The Tronixpro Blastron was impressing me more and more with every cast. No matter what I did, the blank loaded smoothly and fired the lead into the distance with impressive recovery. The more effort I put into the cast the greater the distance I was rewarded with. This rod had some serious power in reserve. As any rod should, it needed to be able to cast its stated weight. So, the whole 250g was clipped on! After a few tentative casts I decided it was make or break time. I laid the lead out behind me and gave it a good, hard hit. The lead flew out and whilst the rod did feel loaded, I was surprised at how well it recovered. I was expecting it to be shaking like a springboard!

So far, I was impressed bordering on amazed. In fact, I was pretty excited, this was something different, this understated rod could be a real game changer. Before I made my mind up, I wanted to push it to breaking point. I tied on two 150g leads to make 300g, 50g above the stated casting range, but I was feeling brave. I stepped into the cast, fully hoping I’d still have the original three pieces intact. I laid the leads out behind me and with a quick, hard punch and pull sent the leads sailing out to sea. Yes the rod was loaded to capacity with such a weight, but it still put the leads out a fair distance and recovered like I’d only flicked out 100g. This was impressive!

It’s worth nothing here that I wouldn’t recommend testing rods over their stating casting weights! The whole point in us testing rods extensively before we send them out to the public is to do all of this testing so you don’t have to. You’d have a hard time explaining to your local tackle shop how you broke your rod when you’ve taken it beyond its limit.

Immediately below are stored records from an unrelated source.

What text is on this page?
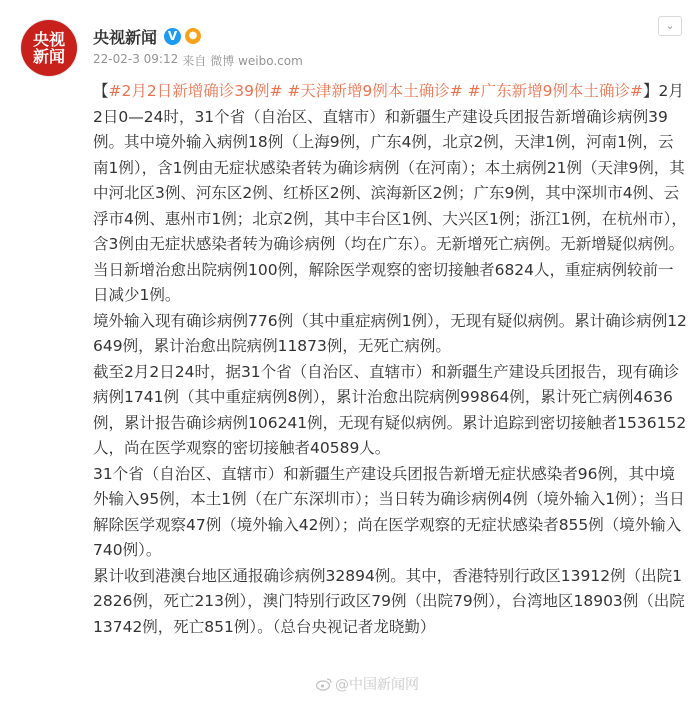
央视
新闻
央视新闻 V	●
22-02-3 09:12 来自 微博 weibo.com
⌄

【#2月2日新增确诊39例# #天津新增9例本土确诊# #广东新增9例本土确诊#】2月2日0—24时，31个省（自治区、直辖市）和新疆生产建设兵团报告新增确诊病例39例。其中境外输入病例18例（上海9例，广东4例，北京2例，天津1例，河南1例，云南1例），含1例由无症状感染者转为确诊病例（在河南）；本土病例21例（天津9例，其中河北区3例、河东区2例、红桥区2例、滨海新区2例；广东9例，其中深圳市4例、云浮市4例、惠州市1例；北京2例，其中丰台区1例、大兴区1例；浙江1例，在杭州市），含3例由无症状感染者转为确诊病例（均在广东）。无新增死亡病例。无新增疑似病例。

当日新增治愈出院病例100例，解除医学观察的密切接触者6824人，重症病例较前一日减少1例。

境外输入现有确诊病例776例（其中重症病例1例），无现有疑似病例。累计确诊病例12649例，累计治愈出院病例11873例，无死亡病例。

截至2月2日24时，据31个省（自治区、直辖市）和新疆生产建设兵团报告，现有确诊病例1741例（其中重症病例8例），累计治愈出院病例99864例，累计死亡病例4636例，累计报告确诊病例106241例，无现有疑似病例。累计追踪到密切接触者1536152人，尚在医学观察的密切接触者40589人。

31个省（自治区、直辖市）和新疆生产建设兵团报告新增无症状感染者96例，其中境外输入95例，本土1例（在广东深圳市）；当日转为确诊病例4例（境外输入1例）；当日解除医学观察47例（境外输入42例）；尚在医学观察的无症状感染者855例（境外输入740例）。

累计收到港澳台地区通报确诊病例32894例。其中，香港特别行政区13912例（出院12826例，死亡213例），澳门特别行政区79例（出院79例），台湾地区18903例（出院13742例，死亡851例）。（总台央视记者龙晓勤）

@中国新闻网
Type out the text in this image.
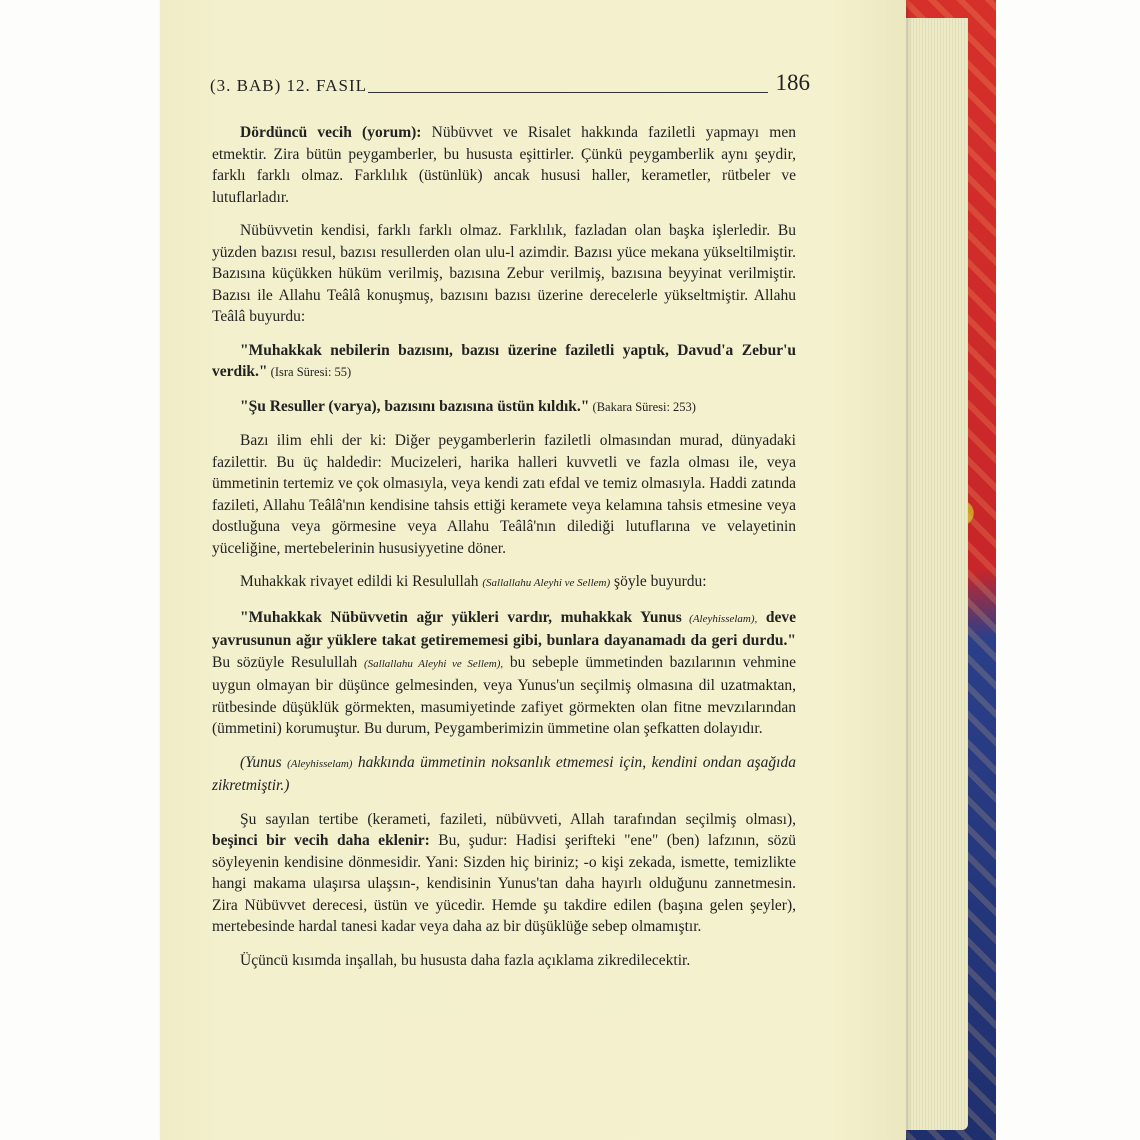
(3. BAB) 12. FASIL	186

Dördüncü vecih (yorum): Nübüvvet ve Risalet hakkında faziletli yapmayı men etmektir. Zira bütün peygamberler, bu hususta eşittirler. Çünkü peygamberlik aynı şeydir, farklı farklı olmaz. Farklılık (üstünlük) ancak hususi haller, kerametler, rütbeler ve lutuflarladır.

Nübüvvetin kendisi, farklı farklı olmaz. Farklılık, fazladan olan başka işlerledir. Bu yüzden bazısı resul, bazısı resullerden olan ulu-l azimdir. Bazısı yüce mekana yükseltilmiştir. Bazısına küçükken hüküm verilmiş, bazısına Zebur verilmiş, bazısına beyyinat verilmiştir. Bazısı ile Allahu Teâlâ konuşmuş, bazısını bazısı üzerine derecelerle yükseltmiştir. Allahu Teâlâ buyurdu:

"Muhakkak nebilerin bazısını, bazısı üzerine faziletli yaptık, Davud'a Zebur'u verdik." (Isra Süresi: 55)

"Şu Resuller (varya), bazısını bazısına üstün kıldık." (Bakara Süresi: 253)

Bazı ilim ehli der ki: Diğer peygamberlerin faziletli olmasından murad, dünyadaki fazilettir. Bu üç haldedir: Mucizeleri, harika halleri kuvvetli ve fazla olması ile, veya ümmetinin tertemiz ve çok olmasıyla, veya kendi zatı efdal ve temiz olmasıyla. Haddi zatında fazileti, Allahu Teâlâ'nın kendisine tahsis ettiği keramete veya kelamına tahsis etmesine veya dostluğuna veya görmesine veya Allahu Teâlâ'nın dilediği lutuflarına ve velayetinin yüceliğine, mertebelerinin hususiyyetine döner.

Muhakkak rivayet edildi ki Resulullah (Sallallahu Aleyhi ve Sellem) şöyle buyurdu:

"Muhakkak Nübüvvetin ağır yükleri vardır, muhakkak Yunus (Aleyhisselam), deve yavrusunun ağır yüklere takat getirememesi gibi, bunlara dayanamadı da geri durdu." Bu sözüyle Resulullah (Sallallahu Aleyhi ve Sellem), bu sebeple ümmetinden bazılarının vehmine uygun olmayan bir düşünce gelmesinden, veya Yunus'un seçilmiş olmasına dil uzatmaktan, rütbesinde düşüklük görmekten, masumiyetinde zafiyet görmekten olan fitne mevzılarından (ümmetini) korumuştur. Bu durum, Peygamberimizin ümmetine olan şefkatten dolayıdır.

(Yunus (Aleyhisselam) hakkında ümmetinin noksanlık etmemesi için, kendini ondan aşağıda zikretmiştir.)

Şu sayılan tertibe (kerameti, fazileti, nübüvveti, Allah tarafından seçilmiş olması), beşinci bir vecih daha eklenir: Bu, şudur: Hadisi şerifteki "ene" (ben) lafzının, sözü söyleyenin kendisine dönmesidir. Yani: Sizden hiç biriniz; -o kişi zekada, ismette, temizlikte hangi makama ulaşırsa ulaşsın-, kendisinin Yunus'tan daha hayırlı olduğunu zannetmesin. Zira Nübüvvet derecesi, üstün ve yücedir. Hemde şu takdire edilen (başına gelen şeyler), mertebesinde hardal tanesi kadar veya daha az bir düşüklüğe sebep olmamıştır.

Üçüncü kısımda inşallah, bu hususta daha fazla açıklama zikredilecektir.
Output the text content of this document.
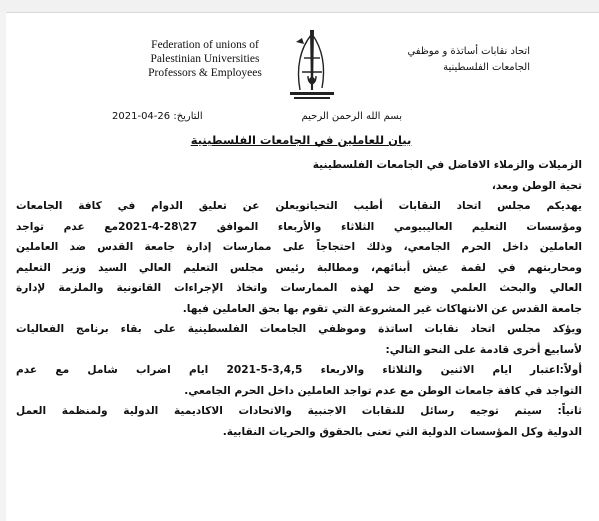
Federation of unions of
Palestinian Universities
Professors & Employees
اتحاد نقابات أساتذة و موظفي
الجامعات الفلسطينية
بسم الله الرحمن الرحيم
التاريخ: 26-04-2021
بيان للعاملين في الجامعات الفلسطينية
الزميلات والزملاء الافاضل في الجامعات الفلسطينية
تحية الوطن وبعد،
يهديكم مجلس اتحاد النقابات أطيب التحياتويعلن عن تعليق الدوام في كافة الجامعات
ومؤسسات التعليم العاليبيومي الثلاثاء والأربعاء الموافق 27\28-4-2021مع عدم تواجد
العاملين داخل الحرم الجامعي، وذلك احتجاجاً على ممارسات إدارة جامعة القدس ضد العاملين
ومحاربتهم في لقمة عيش أبنائهم، ومطالبة رئيس مجلس التعليم العالي السيد وزير التعليم
العالي والبحث العلمي وضع حد لهذه الممارسات واتخاذ الإجراءات القانونية والملزمة لإدارة
جامعة القدس عن الانتهاكات غير المشروعة التي تقوم بها بحق العاملين فيها.
ويؤكد مجلس اتحاد نقابات اساتذة وموظفي الجامعات الفلسطينية على بقاء برنامج الفعاليات
لأسابيع أخرى قادمة على النحو التالي:
أولاً:اعتبار ايام الاثنين والثلاثاء والاربعاء 3,4,5-5-2021 ايام اضراب شامل مع عدم
التواجد في كافة جامعات الوطن مع عدم تواجد العاملين داخل الحرم الجامعي.
ثانياً: سيتم توجيه رسائل للنقابات الاجنبية والاتحادات الاكاديمية الدولية ولمنظمة العمل
الدولية وكل المؤسسات الدولية التي تعنى بالحقوق والحريات النقابية.
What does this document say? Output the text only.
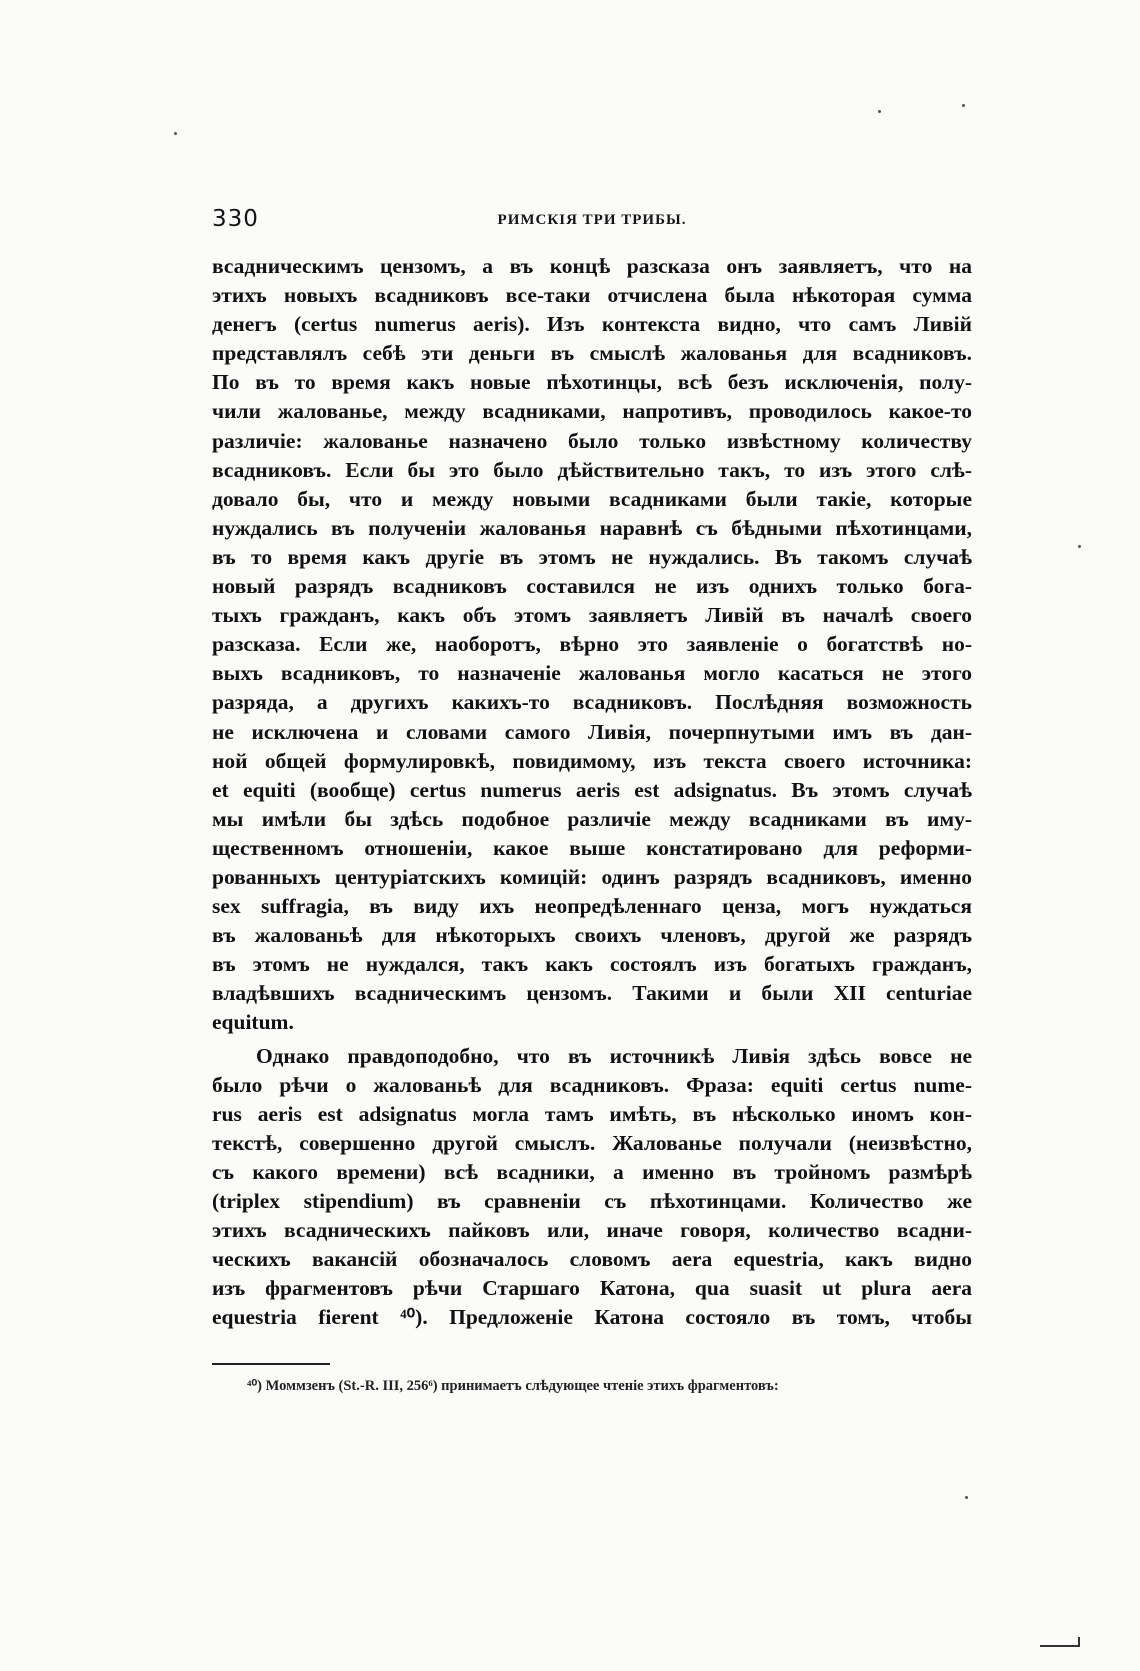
330	РИМСКІЯ ТРИ ТРИБЫ.
всадническимъ цензомъ, а въ концѣ разсказа онъ заявляетъ, что на
этихъ новыхъ всадниковъ все-таки отчислена была нѣкоторая сумма
денегъ (certus numerus aeris). Изъ контекста видно, что самъ Ливій
представлялъ себѣ эти деньги въ смыслѣ жалованья для всадниковъ.
По въ то время какъ новые пѣхотинцы, всѣ безъ исключенія, полу-
чили жалованье, между всадниками, напротивъ, проводилось какое-то
различіе: жалованье назначено было только извѣстному количеству
всадниковъ. Если бы это было дѣйствительно такъ, то изъ этого слѣ-
довало бы, что и между новыми всадниками были такіе, которые
нуждались въ полученіи жалованья наравнѣ съ бѣдными пѣхотинцами,
въ то время какъ другіе въ этомъ не нуждались. Въ такомъ случаѣ
новый разрядъ всадниковъ составился не изъ однихъ только бога-
тыхъ гражданъ, какъ объ этомъ заявляетъ Ливій въ началѣ своего
разсказа. Если же, наоборотъ, вѣрно это заявленіе о богатствѣ но-
выхъ всадниковъ, то назначеніе жалованья могло касаться не этого
разряда, а другихъ какихъ-то всадниковъ. Послѣдняя возможность
не исключена и словами самого Ливія, почерпнутыми имъ въ дан-
ной общей формулировкѣ, повидимому, изъ текста своего источника:
et equiti (вообще) certus numerus aeris est adsignatus. Въ этомъ случаѣ
мы имѣли бы здѣсь подобное различіе между всадниками въ иму-
щественномъ отношеніи, какое выше констатировано для реформи-
рованныхъ центуріатскихъ комицій: одинъ разрядъ всадниковъ, именно
sex suffragia, въ виду ихъ неопредѣленнаго ценза, могъ нуждаться
въ жалованьѣ для нѣкоторыхъ своихъ членовъ, другой же разрядъ
въ этомъ не нуждался, такъ какъ состоялъ изъ богатыхъ гражданъ,
владѣвшихъ всадническимъ цензомъ. Такими и были XII centuriae
equitum.
Однако правдоподобно, что въ источникѣ Ливія здѣсь вовсе не
было рѣчи о жалованьѣ для всадниковъ. Фраза: equiti certus nume-
rus aeris est adsignatus могла тамъ имѣть, въ нѣсколько иномъ кон-
текстѣ, совершенно другой смыслъ. Жалованье получали (неизвѣстно,
съ какого времени) всѣ всадники, а именно въ тройномъ размѣрѣ
(triplex stipendium) въ сравненіи съ пѣхотинцами. Количество же
этихъ всадническихъ пайковъ или, иначе говоря, количество всадни-
ческихъ вакансій обозначалось словомъ aera equestria, какъ видно
изъ фрагментовъ рѣчи Старшаго Катона, qua suasit ut plura aera
equestria fierent ⁴⁰). Предложеніе Катона состояло въ томъ, чтобы
⁴⁰) Моммзенъ (St.-R. III, 256⁶) принимаетъ слѣдующее чтеніе этихъ фрагментовъ:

The Tronixpro Blastron really did blow me away. No matter what I did to it, it just transferred that power to distance and recovered instantly every time. I wasn’t told the price of any of the rods during testing, so the make or break question was how much the rod would retail for. When I was told it would retail for £154.99, I was astounded. I had in my head a figure of at least £250. At £154.99, it’s a bargain. It punches well above its price bracket and is possibly the only sub £200 tubular tip rod that not only fulfils but exceeds its intended purpose. If you’re in the market for a tubular tipped rod that’s fit for the purpose it’s sold for, you’d be mad to look any further.